Absorta en estas ideas hacía ya un momento que no tomaba parte en la conversación, y aun le hubiera sido imposible el decir de lo que hablaban hacía rato, cuando de pronto la mano de la señora de Danglars, que se apoyaba en su brazo, la sacó de su ensimismamiento.
—¿Qué hay, señora? —dijo Valentina, como si hubiese recibido una descarga eléctrica.
—Hay, mi querida Valentina —dijo la baronesa—, que sufrís sin duda alguna.
—¿Yo? —dijo la joven pasando la mano sobre su frente, que ardía.
—Sí; miraos en ese espejo. Os habéis puesto encarnada y pálida dos veces en menos de un minuto.
—Realmente, estáis muy pálida —dijo Eugenia.
Por poco que lo estuviese, aprovechó la ocasión para retirarse; además, la señora de Villefort vino en su ayuda.
—Retiraos, Valentina —dijo—, sufrís realmente, y estas señoras tendrán la bondad de excusaros; tomad un vaso de agua pura, que os hará bien.

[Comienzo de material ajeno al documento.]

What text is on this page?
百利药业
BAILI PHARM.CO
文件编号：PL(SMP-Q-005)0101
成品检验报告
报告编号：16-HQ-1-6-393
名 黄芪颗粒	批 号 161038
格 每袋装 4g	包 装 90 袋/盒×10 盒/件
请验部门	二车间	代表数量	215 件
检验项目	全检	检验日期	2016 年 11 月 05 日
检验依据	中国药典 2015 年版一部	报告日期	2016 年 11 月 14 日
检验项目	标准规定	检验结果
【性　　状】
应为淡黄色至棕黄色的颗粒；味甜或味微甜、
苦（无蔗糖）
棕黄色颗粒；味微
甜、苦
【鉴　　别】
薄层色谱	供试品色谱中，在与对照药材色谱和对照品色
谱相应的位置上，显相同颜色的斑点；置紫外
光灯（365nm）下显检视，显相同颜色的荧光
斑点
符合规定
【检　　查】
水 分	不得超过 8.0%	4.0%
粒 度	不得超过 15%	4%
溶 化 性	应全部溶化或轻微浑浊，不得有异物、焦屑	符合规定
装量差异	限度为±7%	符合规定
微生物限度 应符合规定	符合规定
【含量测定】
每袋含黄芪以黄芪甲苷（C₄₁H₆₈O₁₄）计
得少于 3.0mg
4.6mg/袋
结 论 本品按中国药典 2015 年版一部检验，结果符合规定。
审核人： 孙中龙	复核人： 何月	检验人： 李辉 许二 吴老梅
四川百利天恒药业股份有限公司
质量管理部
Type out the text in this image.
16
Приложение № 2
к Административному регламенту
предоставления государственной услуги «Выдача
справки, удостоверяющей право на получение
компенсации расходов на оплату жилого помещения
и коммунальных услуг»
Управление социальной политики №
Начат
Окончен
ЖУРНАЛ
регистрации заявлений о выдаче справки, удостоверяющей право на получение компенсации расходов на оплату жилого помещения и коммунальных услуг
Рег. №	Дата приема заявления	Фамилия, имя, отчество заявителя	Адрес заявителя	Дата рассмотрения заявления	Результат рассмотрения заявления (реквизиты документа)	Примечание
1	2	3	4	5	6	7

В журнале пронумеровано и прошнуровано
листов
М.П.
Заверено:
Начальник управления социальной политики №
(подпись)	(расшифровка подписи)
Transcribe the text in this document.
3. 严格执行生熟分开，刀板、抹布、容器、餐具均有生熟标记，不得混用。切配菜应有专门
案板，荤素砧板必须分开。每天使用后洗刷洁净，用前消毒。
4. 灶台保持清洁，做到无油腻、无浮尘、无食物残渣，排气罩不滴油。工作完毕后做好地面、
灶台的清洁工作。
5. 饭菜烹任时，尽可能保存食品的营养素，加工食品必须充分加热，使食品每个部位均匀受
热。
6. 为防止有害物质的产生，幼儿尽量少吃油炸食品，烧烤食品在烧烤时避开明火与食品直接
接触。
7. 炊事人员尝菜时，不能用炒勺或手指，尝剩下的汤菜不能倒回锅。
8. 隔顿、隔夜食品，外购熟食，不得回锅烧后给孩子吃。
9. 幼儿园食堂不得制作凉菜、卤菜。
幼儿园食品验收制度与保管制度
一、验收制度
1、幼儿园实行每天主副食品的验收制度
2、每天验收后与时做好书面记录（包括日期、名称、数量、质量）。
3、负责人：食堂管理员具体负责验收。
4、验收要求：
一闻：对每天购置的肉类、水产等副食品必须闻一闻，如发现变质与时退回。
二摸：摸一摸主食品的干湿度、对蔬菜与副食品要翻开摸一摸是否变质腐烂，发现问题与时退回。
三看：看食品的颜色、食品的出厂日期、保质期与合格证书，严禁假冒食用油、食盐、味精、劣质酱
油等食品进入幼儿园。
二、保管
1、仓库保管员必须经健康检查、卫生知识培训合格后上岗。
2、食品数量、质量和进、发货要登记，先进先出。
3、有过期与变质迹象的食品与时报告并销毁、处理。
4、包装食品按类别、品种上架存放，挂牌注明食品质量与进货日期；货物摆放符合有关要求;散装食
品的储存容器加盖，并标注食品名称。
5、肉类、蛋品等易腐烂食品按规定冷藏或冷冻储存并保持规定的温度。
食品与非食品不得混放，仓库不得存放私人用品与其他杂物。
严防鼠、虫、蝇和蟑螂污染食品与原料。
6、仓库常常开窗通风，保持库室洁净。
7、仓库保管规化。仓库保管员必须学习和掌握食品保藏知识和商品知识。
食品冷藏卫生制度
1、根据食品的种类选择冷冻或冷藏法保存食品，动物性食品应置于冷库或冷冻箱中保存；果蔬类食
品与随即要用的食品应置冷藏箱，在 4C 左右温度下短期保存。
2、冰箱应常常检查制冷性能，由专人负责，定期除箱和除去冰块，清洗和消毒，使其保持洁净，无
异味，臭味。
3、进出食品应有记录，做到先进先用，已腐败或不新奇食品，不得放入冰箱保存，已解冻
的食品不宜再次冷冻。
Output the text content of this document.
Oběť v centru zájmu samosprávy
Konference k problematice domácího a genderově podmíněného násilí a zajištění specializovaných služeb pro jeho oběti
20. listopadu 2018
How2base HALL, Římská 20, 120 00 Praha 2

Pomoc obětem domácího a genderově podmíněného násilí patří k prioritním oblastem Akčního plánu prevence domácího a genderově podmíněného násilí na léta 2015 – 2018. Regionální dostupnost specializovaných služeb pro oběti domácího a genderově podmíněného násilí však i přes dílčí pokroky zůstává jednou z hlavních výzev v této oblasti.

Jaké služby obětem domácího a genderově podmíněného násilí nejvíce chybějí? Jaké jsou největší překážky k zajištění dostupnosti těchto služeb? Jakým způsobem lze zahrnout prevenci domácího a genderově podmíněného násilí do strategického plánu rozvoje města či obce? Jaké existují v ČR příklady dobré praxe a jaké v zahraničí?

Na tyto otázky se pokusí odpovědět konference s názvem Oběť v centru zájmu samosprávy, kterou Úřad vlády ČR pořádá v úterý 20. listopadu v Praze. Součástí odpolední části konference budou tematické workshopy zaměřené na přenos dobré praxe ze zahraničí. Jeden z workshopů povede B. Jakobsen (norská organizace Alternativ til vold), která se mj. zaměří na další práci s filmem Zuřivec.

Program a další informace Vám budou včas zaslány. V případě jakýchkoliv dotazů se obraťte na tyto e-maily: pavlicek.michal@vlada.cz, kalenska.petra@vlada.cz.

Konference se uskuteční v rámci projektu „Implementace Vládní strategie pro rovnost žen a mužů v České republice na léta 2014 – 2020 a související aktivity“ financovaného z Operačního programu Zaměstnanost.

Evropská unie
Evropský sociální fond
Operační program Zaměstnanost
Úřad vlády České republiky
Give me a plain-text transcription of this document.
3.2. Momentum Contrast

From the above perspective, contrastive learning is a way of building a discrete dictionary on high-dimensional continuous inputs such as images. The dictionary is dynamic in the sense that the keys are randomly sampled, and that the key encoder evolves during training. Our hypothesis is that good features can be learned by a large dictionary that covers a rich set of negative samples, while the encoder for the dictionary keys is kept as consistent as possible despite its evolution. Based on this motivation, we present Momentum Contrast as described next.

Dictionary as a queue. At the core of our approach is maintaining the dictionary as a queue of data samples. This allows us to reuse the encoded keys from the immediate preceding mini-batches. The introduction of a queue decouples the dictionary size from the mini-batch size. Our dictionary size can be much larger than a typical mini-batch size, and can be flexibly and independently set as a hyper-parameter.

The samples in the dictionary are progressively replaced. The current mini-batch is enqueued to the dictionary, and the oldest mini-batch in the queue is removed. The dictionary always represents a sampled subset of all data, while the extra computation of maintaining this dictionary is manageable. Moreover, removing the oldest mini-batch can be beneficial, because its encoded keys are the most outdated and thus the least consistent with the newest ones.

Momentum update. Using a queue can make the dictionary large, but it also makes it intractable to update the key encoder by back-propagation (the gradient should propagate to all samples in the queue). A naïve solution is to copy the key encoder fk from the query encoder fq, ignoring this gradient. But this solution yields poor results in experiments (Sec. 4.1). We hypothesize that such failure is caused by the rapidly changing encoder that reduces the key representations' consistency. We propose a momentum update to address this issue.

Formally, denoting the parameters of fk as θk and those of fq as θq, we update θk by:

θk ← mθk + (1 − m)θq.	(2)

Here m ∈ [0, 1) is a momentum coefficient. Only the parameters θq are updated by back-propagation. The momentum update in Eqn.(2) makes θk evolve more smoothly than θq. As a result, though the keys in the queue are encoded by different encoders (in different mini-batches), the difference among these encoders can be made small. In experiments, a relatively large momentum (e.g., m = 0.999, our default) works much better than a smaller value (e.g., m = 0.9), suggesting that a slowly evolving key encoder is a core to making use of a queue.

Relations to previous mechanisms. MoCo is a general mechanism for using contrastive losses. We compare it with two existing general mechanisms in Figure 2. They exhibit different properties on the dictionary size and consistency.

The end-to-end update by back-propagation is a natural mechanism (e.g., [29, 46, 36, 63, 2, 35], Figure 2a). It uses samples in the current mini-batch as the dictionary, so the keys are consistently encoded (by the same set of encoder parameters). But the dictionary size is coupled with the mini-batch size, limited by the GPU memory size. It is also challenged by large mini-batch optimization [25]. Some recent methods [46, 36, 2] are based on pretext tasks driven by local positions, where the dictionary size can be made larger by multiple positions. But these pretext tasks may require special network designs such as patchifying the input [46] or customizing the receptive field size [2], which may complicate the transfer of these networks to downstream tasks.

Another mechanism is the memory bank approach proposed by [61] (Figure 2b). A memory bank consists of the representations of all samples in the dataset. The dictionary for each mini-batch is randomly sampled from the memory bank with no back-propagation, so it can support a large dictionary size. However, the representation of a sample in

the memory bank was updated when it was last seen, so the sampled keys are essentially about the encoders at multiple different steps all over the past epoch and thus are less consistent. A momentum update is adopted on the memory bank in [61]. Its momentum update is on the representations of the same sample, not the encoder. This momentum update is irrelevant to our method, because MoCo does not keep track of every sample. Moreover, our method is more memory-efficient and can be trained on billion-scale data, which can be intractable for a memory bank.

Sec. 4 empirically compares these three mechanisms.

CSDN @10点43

Valentina abrazó a Eugenia, saludó a la señora de Danglars, que estaba ya en pie para retirarse, y salió.
—Esta pobre niña me tiene con cuidado y no me admiraría que le sucediese algún accidente —dijo la señora de Villefort.
Entretanto Valentina, con una especie de exaltación desconocida para ella, sin responder a unas palabras que le dijo el niño, salió a la escalera. Bajó todos los escalones, menos los tres últimos; oyó la voz de Morrel, cuando de repente perdió la vista, su pie perdió el escalón, sus manos no tuvieron fuerza para sujetarse al pasamano y rodó por la escalera.
Morrel abrió la puerta, dio un salto y halló a Valentina en el suelo; ésta abrió los ojos.
—¡Oh! ¡Qué torpe soy! —dijo—, ya no sé andar, ¡había olvidado que aún me faltaban tres escalones!
—¿Os habéis lastimado, Valentina? —exclamó Maximiliano—. ¡Dios mío! ¡Dios mío!
—No, no; os digo que todo ha pasado, no ha sido nada; ahora dejadme que os diga una cosa: dentro de tres días hay un banquete, una comida de boda; todos estamos invitados, mi padre, la señora de Villefort y yo, según he oído.
—¿Cuándo nos ocuparemos nosotros de esos preparativos? ¡Oh! ¡Valentina! Vos que tanto ascendiente tenéis sobre vuestro abuelo, procurad que diga:
muy pronto
.
—Entonces, ¿contáis conmigo para estimular la lentitud y avivar la memoria de mi abuelo?
—Sí, pero haced que sea pronto; hasta que no seáis mía, Valentina, tengo miedo de perderos.
—¡Oh! —respondió Valentina con un movimiento convulsivo—. ¡Oh!, de veras, Maximiliano, resultáis muy miedoso para ser oficial; vos de quien se dice que jamás conocisteis el miedo. ¡Ah!, ¡ah!, ¡ah!
Y prorrumpió en una risa dolorosa, sus brazos se enderezaron retorciéndose, su cabeza cayó sobre el sillón y quedó sin movió. El grito de terror que Dios había quitado de los labios del anciano salió de su mirada.
Morrel comprendió que se trataba de llamar para que la socorriesen.
El joven tiró fuertemente del cordón de la campanilla. La camarera que estaba en el cuarto de Valentina y el criado que reemplazó a Barrois acudieron al mismo tiempo.
Valentina estaba tan pálida, fría e inmóvil, que sin escuchar lo que les decían, salieron por el corredor, pidiendo socorro; tal era el mie do que reinaba en aquella casa maldita.